Aveces la literatura ilumina rincones que ayudan a comprender la vida de maneras que la teoría no termina de alcanzar. La buena literatura no está hecha de personajes planos de una sola lectura, no está construida sobre situaciones de una sola cara, sino que nos presenta escenarios complejos y caracteres multidimensionales que vamos descubriendo poco a poco, que tienen perfiles que uno no puede predecir y que seguramente nunca llega del todo a comprender.
Para afrontar la política conviene aceptar las limitaciones de la teoría. Lo público está construido de pasiones y de una infinita combinación de sensibilidades y emociones que se interrelacionan de formas impredecibles. La literatura nos familiariza con formas indirectas de acercarnos a la política. He leído estos días dos magistrales ensayos que hablan de esto y que no me resisto a compartir con ustedes.
Robert D. Kaplan es un periodista y analista especializado en conflictos internacionales que tras 50 años de recorrer las situaciones más complejas –y de haberse equivocado gravemente más de una vez– busca otra forma de enfocar los problemas morales que le han ocupado toda la vida. Kaplan encuentra en la tragedia clásica la aceptación de los límites de lo que la voluntad humana determina y la naturaleza imperfecta de los dilemas en el mundo real, pero al tiempo el irrenunciable compromiso de cada uno por hacer lo que debe en las circunstancias que le tocan. Lo cuenta en La mentalidad trágica, editado por RBA. La tragedia no presenta un marco plano de opciones, sino que “gira en torno a unos fines defendibles todos ellos desde el punto de vista moral pero incompatibles entre sí; elegir entre el bien y el mal sería demasiado fácil”. En una frase deliciosa Kaplan explica que “los mapas son el comienzo imprescindible de un buen conocimiento de los acontecimientos internacionales, pero solo con Shakespeare se puede llegar a comprenderlos de verdad (…) la sensibilidad requerida para entender esos hechos – la comprensión de las pasiones y los instintos de los líderes políticos – es shakespeariana”. Esquilo y Sófocles enseñan “no tanto una teoría como una sensibilidad” que conviene contemplar para entender los conflictos internacionales.

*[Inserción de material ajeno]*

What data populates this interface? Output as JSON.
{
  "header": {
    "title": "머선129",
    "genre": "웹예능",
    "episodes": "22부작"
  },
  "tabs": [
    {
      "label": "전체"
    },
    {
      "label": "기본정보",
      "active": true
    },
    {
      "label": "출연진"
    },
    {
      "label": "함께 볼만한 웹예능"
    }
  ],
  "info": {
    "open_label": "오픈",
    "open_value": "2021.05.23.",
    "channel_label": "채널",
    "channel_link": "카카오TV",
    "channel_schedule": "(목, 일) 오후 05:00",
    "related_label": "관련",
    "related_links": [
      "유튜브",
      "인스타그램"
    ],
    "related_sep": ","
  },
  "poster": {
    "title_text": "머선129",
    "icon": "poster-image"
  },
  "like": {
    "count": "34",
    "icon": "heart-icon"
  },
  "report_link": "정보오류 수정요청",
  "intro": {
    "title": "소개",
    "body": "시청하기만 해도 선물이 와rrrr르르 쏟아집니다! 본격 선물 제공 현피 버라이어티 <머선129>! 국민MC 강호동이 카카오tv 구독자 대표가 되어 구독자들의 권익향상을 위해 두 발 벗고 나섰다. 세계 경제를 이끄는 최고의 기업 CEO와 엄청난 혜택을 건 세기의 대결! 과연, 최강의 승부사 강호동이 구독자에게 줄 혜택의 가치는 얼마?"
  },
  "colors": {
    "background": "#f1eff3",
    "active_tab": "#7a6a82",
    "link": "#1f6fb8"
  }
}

El otro ensayo es El tirano (Alfabeto). Su autor, Stephen Greenblatt, uno de los historiadores de la literatura más conocidos y premiados, defiende que a veces podemos pensar mejor el mundo no abordándolo directamente, sino desde un ángulo oblicuo, desde perspectivas marginales e indirectas. En Shakespeare los personajes que más se engañan a sí mismos no suelen ser los humildes, sino con frecuencia los poderosos y privilegiados que viven la ilusión de manejar los hilos. A menudo en Shakespeare es el bufón el que dice la verdad y el siervo el que muestra el camino de la decencia negando a participar en la inmoralidad.
Greenblatt relee las principales obras de Shakespeare para entresacar las claves que mejor nos permitan entender el presente. Esas historias nos muestran que, aunque “el populismo parezca una aceptación de los desposeídos, en realidad es una forma cínica de explotación”. Shakespeare nos habla de los ambiciosos autodestructivos que se mantienen a flote ahogando a los suyos hasta que perecen ellos mismos. Shakespeare, maestro del ángulo oblicuo, indagó en las formas que tienen las comunidades de desintegrarse o de autodestruirse sucumbiendo a los cantos de sirena del tirano moral y su populismo. Greenblatt quiso que Shakespeare le ayudara a entender la elección de Trump y me temo que, visto lo que acontece en los EEUU y en otros lugares, su ensayo sea más necesario ahora que nunca para ayudarnos a observar el mundo.
Vivimos tiempos en que necesitamos, además de lúcidos analistas del detalle, el hecho, la tendencia y el rigor, volver de vez en cuando a los clásicos. De alguna manera clásico es el autor o la obra que siguen vivos a través del tiempo precisamente porque mantienen la virtud de ponernos en nuestro sitio.